Dua Puluh Enam

2.3K 439 90
                                    

A/n : part ini sempat kuhapus, ini sekarang kukembalikan, hehe. Happy reading! (Versi Cetak masih ready di shopee, yaa)

Park Jimin melangkahkan kaki secepat mungkin meninggalkan lift. Jas digenggam di satu tangan, tangan lain sibuk mencari nomor di ponsel, isi kepala semrawut dan sumpah serapah dipendam setengah mati agar tak terucap.

Parkiran bawah tanah berpencahayaan redup. Beton kelabu yang menopang beban lebih dari lima puluh lantai di atasnya seolah menjerit dalam diam, mengirim kesan seram ke semua penjuru. Cahaya dari lampu-lampu panjang menyapa suram ketika kedua tungkai pemilik gedung melintas menuju mobilnya yang menunggu sendirian sejak beberapa jam lalu.

"Di mana dia sekarang?" Jimin berkata tajam. Suara rendahnya bergaung samar di parkiran tak berpenghuni selain dirinya dan beberapa mobil karyawan yang sengaja ditinggal. Dari jarak beberapa meter, dia membuka kunci pintu mobil sembari mendengarkan orang di seberang telepon bicara. Tahu-tahu dia berhenti, alis menukik tajam. "Apa maksudnya tidak ketemu?"

"Saya sudah mengikutinya sejak tadi pagi, Pak. Tapi sekarang saya kehilangan jejak."

Sial. Jimin mendecak frustasi. Ini di luar perkiraan. "Coba cari sebisa mungkin. Aku harus pulang sekarang."

Tidak ada hal lain bercokol di kepala Jimin selain Hanna dan Abel. Bahkan rapat besar yang baru saja berakhir serta setumpuk dokumen yang harus diperiksa dan ditanda tanganinya seorang diri beberapa saat lalu melebur total, menguap dan hilang di udara. Kalau Jimin diminta meringkas isi rapat tadi keesokan hari, seratus persen dia tak bisa melakukan itu. Sepanjang hari konsentrasinya terbagi : rapat sialan itu dan situasi memuakkan yang harus dia hadapi.

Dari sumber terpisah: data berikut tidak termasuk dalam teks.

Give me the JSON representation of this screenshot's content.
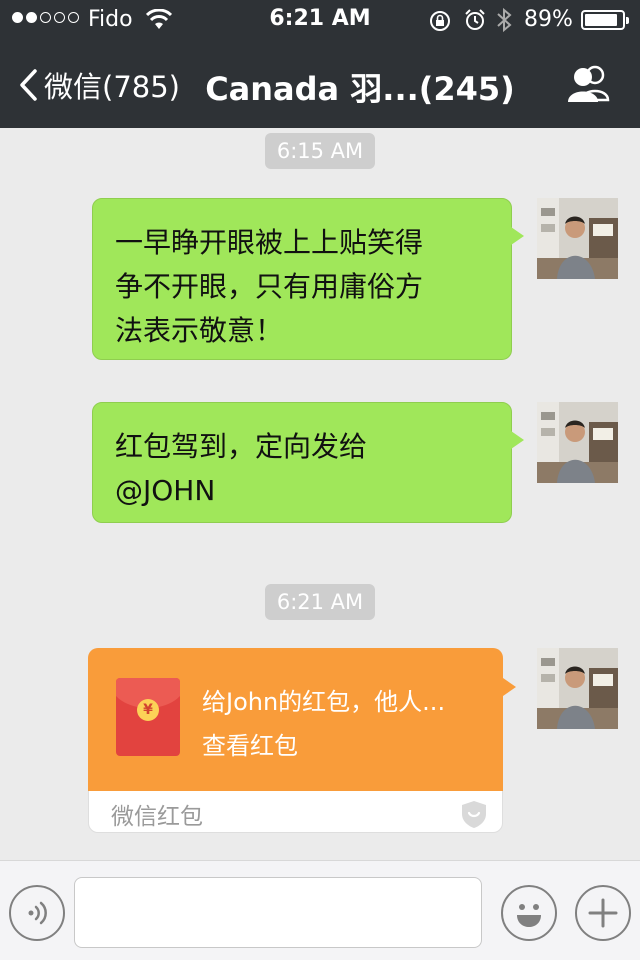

Sampai beberapa saat lalu dia masih bertukar pesan dengan Hanna. Wanita itu mengaku dia cemas setengah mati, tidak sepenuhnya tentang diri sendiri, tapi pada Jimin yang terjebak di ruang rapat. Pemikiran yang sama juga melekat seperti perangko meski Jimin menyadari dia tidak menangani dan merespon situasi dengan cekatan. Konsentrasinya berpusat pada satu orang : Kang Kyungjoon. Jadi sebelum melapor ke polisi tanpa bukti dan membuat keadaan runyam serta tersebar luas, Jimin meminta bantuan seorang teman untuk mengawasi pria sialan itu.

Semua berjalan baik. Sampai laporan via telepon barusan.

Seperti hewan buas; jika mangsanya tak bisa didapat di satu waktu, maka dia akan mencoba lagi kapan pun kesempatan terdeteksi. Jimin mengenal Kang Kyungjoon seperti itu.

Kekhawatirannya bercabang antara Kyungjoon mengintai Hanna dan Abel di rumah atau menghadang mereka di jalan menuju apartemen. Ah, tidak mungkin. Terlalu mencolok. Namun pada nyatanya, si empunya nama yang membuat kepala Jimin berdenyut nyeri berdiri tak jauh darinya, memerhatikan ayah satu anak itu hendak membuka pintu mobil dengan seulas senyum miring.

"Mencariku, ya?"

Seluruh indera bereaksi cepat, Jimin mendapati presensi Kyungjoon beberapa meter di hadapannya dengan bomber jacket, kaus hitam, dan jins sobek yang tergerus pemutih. Lantas Jimin menutup lagi pintu mobil. Ia maju beberapa langkah, tawa getir lolos dari bibir karena luput dari satu kemungkinan lain. Tentu saja. Masalahnya ada denganmu, tentu dia akan mencarimu.

"Aku agak kaget."

Bibir tipis merah gelap itu merangkai sebuah senyum. "Ah, masa, sih? Lebih kaget mana daripada aku ketika sadar sedang dibuntuti?" Mata sipit Kyungjoon dipicingkan hingga Jimin ragu apakah dia bisa melihat lewat celah sempit itu. Dia lanjut berkata, "Sepertinya orang-orangmu kurang cerdas, ya?"